Supercell might be the most efficient gaming company on the planet. With roughly 400 employees, the Helsinki-based studio generates billions in annual revenue from a handful of mobile games that dominate app store charts worldwide.
Founded in 2010 by Ilkka Paananen, the company hit massive success with Clash of Clans in 2012, a strategy game that became the top-grossing mobile game globally and held that position for years. Clash Royale followed in 2016, combining card-collecting with real-time strategy in a way that created its own genre. Brawl Stars, launched globally in 2018, has become another billion-dollar franchise.
Supercell’s company culture is its secret weapon. The studio operates with small, independent teams (called “cells”) of 5-15 people who have full creative freedom. If a game doesn’t meet internal quality standards, the team kills it and celebrates the failure.
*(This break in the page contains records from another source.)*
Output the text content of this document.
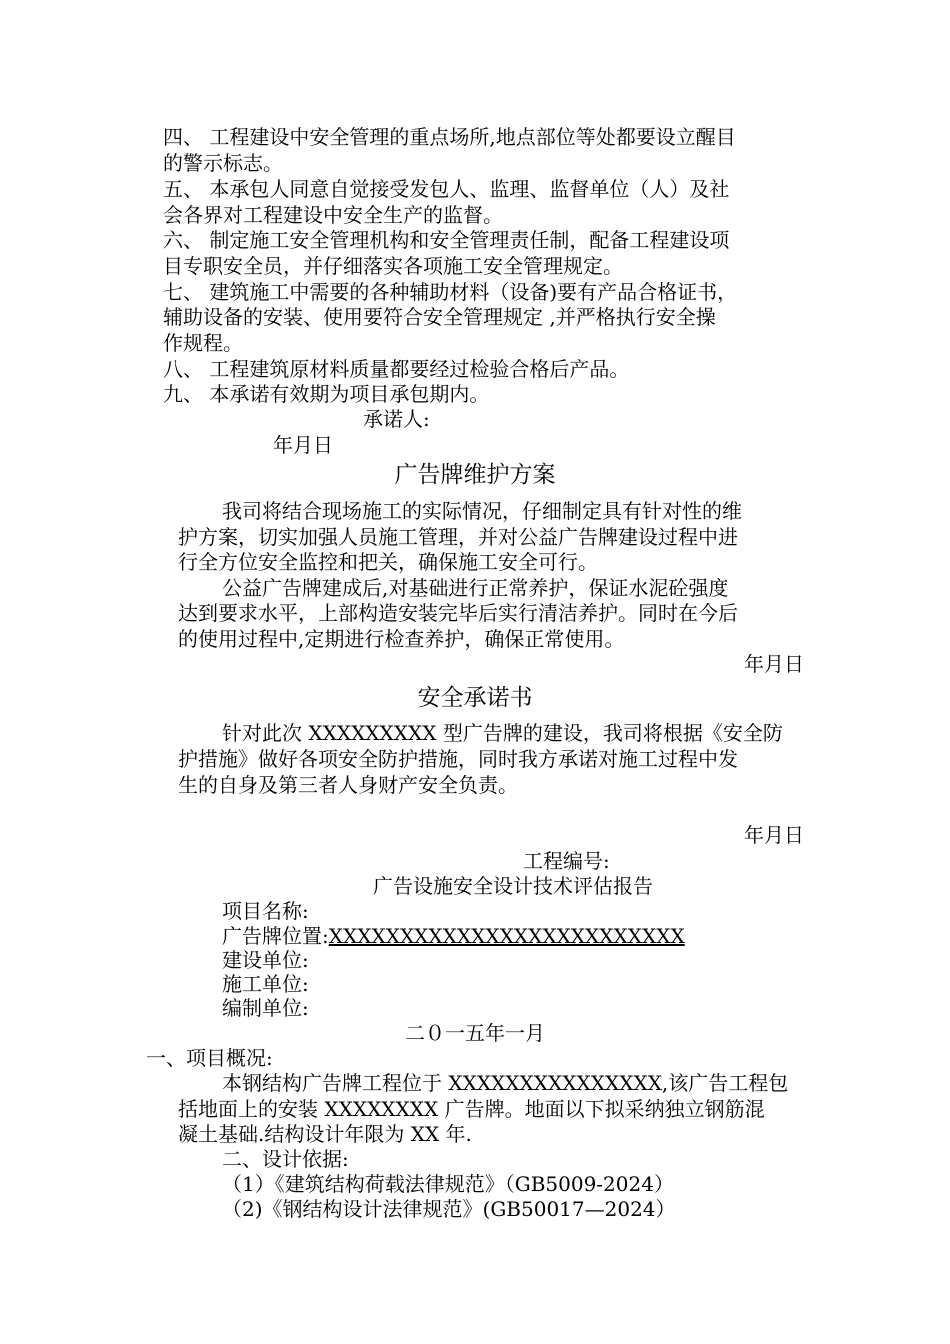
四、 工程建设中安全管理的重点场所,地点部位等处都要设立醒目
的警示标志。
五、 本承包人同意自觉接受发包人、监理、监督单位（人）及社
会各界对工程建设中安全生产的监督。
六、 制定施工安全管理机构和安全管理责任制，配备工程建设项
目专职安全员，并仔细落实各项施工安全管理规定。
七、 建筑施工中需要的各种辅助材料（设备)要有产品合格证书，
辅助设备的安装、使用要符合安全管理规定 ,并严格执行安全操
作规程。
八、 工程建筑原材料质量都要经过检验合格后产品。
九、 本承诺有效期为项目承包期内。
承诺人:
年月日
广告牌维护方案
我司将结合现场施工的实际情况，仔细制定具有针对性的维
护方案，切实加强人员施工管理，并对公益广告牌建设过程中进
行全方位安全监控和把关，确保施工安全可行。
公益广告牌建成后,对基础进行正常养护，保证水泥砼强度
达到要求水平，上部构造安装完毕后实行清洁养护。同时在今后
的使用过程中,定期进行检查养护，确保正常使用。
年月日
安全承诺书
针对此次 XXXXXXXXX 型广告牌的建设，我司将根据《安全防
护措施》做好各项安全防护措施，同时我方承诺对施工过程中发
生的自身及第三者人身财产安全负责。
年月日
工程编号:
广告设施安全设计技术评估报告
项目名称:
广告牌位置:XXXXXXXXXXXXXXXXXXXXXXXXX
建设单位:
施工单位:
编制单位:
二０一五年一月
一、项目概况:
本钢结构广告牌工程位于 XXXXXXXXXXXXXXX,该广告工程包
括地面上的安装 XXXXXXXX 广告牌。地面以下拟采纳独立钢筋混
凝土基础.结构设计年限为 XX 年.
二、设计依据:
（1）《建筑结构荷载法律规范》（GB5009-2024）
（2)《钢结构设计法律规范》(GB50017—2024）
Supercell has killed more games than it’s shipped, and the ones that survive are polished to an extreme degree.
Tencent acquired a controlling 81.4% stake in Supercell in 2016 for approximately $8.6 billion, valuing the company at $10.2 billion. Despite the acquisition, Supercell operates independently from its Helsinki headquarters and maintains its unique culture.
The company’s revenue model relies entirely on free-to-play with optional in-app purchases. Their games are designed to be played for years, not months, and the live-service updates keep player engagement remarkably high. Clash of Clans is still generating substantial revenue more than a decade after its initial release.